The increasingly accepted European Union (CEN) fridge performance standard, includes so-called 'Climate Classes' in which the most stringent is Climate Class T. And that 'T' stands for Tropical. So in the way that 'oils ain't necessarily oils', a 'tropicalised' fridge ain't necessarily Climate Class T.
There are four (CEN Standard) Climate Class ratings.
Fridges rated 'SN', and 'N' (which stands for Sub Normal, and Normal respectively) are designed and rated to work up to 32 degrees C.
Fridges marked 'ST', (which stands for Sub Tropical) are designed and rated to work up to 36 degrees C. Those marked 'T' (which stands for Tropical) are designed and rated to work up to 43 degrees C.
A correctly installed fridge Climate Class rated fridge can be relied upon to work satisfactorily up to the highest ambient temperature for which it is rated. But once past that temperature, cooling performance is likely to drop off. If, for example, you have a Climate Class SN or N fridge (ie. designed for 32 degrees maximum), but it's 42 degrees outside, the beer in that fridge is likely to be up to ten degrees C warmer.
So if you are planning to spend time in places that are very hot, it is prudent to use a 'T-rated' unit. I have yet to encounter anyone even locally using a correctly installed 'T-rated' fridge that was not completely satisfied with its performance. And I live in the Kimberley which is one of the most consistently hot areas of this country.
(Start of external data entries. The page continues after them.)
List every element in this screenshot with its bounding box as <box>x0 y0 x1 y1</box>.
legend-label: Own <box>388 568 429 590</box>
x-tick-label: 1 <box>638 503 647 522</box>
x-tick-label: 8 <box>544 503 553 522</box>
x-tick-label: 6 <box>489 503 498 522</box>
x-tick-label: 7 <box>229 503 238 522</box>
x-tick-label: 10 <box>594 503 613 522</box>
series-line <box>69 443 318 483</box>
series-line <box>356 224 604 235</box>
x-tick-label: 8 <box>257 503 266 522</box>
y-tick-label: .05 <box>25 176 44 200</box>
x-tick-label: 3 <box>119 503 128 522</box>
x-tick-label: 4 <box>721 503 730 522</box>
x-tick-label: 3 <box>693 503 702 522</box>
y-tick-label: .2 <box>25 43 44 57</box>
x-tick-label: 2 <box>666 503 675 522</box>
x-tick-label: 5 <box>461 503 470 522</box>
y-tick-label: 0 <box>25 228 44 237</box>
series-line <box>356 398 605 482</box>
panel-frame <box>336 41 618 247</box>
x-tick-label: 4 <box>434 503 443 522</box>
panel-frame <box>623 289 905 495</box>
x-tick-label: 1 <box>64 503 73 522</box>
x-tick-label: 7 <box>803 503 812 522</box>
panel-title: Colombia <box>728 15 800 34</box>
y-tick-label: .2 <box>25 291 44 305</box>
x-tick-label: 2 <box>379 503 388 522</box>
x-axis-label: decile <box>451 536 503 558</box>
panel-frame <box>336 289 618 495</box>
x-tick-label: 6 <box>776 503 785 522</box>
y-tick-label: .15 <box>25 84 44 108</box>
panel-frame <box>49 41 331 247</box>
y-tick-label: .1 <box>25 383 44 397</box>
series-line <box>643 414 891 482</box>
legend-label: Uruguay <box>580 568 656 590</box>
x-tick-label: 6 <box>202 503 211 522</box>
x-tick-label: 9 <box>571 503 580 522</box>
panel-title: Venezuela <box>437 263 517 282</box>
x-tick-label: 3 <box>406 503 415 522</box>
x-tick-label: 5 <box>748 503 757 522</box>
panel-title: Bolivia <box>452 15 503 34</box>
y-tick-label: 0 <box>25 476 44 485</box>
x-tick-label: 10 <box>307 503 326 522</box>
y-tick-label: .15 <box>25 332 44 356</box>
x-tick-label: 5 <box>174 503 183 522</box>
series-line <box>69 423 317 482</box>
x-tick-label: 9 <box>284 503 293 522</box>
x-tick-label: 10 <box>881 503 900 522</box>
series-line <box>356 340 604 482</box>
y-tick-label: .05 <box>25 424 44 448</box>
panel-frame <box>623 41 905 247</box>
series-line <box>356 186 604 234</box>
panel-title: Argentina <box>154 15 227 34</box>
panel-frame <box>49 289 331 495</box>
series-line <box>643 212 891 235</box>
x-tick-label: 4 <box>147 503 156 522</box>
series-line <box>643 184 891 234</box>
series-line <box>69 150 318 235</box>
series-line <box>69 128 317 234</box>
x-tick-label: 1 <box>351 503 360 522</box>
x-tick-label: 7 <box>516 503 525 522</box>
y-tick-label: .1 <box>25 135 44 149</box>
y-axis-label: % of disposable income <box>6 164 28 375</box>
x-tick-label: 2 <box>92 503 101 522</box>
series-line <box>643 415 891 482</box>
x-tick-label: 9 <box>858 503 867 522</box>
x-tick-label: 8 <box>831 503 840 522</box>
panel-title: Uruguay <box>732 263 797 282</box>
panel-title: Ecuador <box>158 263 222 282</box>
Do note that the European Union Standard that includes Climate Class ratings is not obligatory in Australia. Nevertheless Dometic and a few other fridge vendors market fridges in Australia that have the 'Climate Class' rating noted on their compliance plate (which you'll find inside the fridge). Climate Class T fridges were for example fitted in several display Winnebagos on display at the Casino Rally and many CMCA members have recently bought them.
Be clear regarding this: a statement that a fridge is 'tropicalised' does not imply that it meets Climate Class 'T' requirements.
Dometic states that its fridges that do meet the 'T' standard (and are designated accordingly on the compliance plate) are the larger models RM 2453, RM 2553, and RM 4601. The company claims only that its smaller fridges are 'tropicalised'.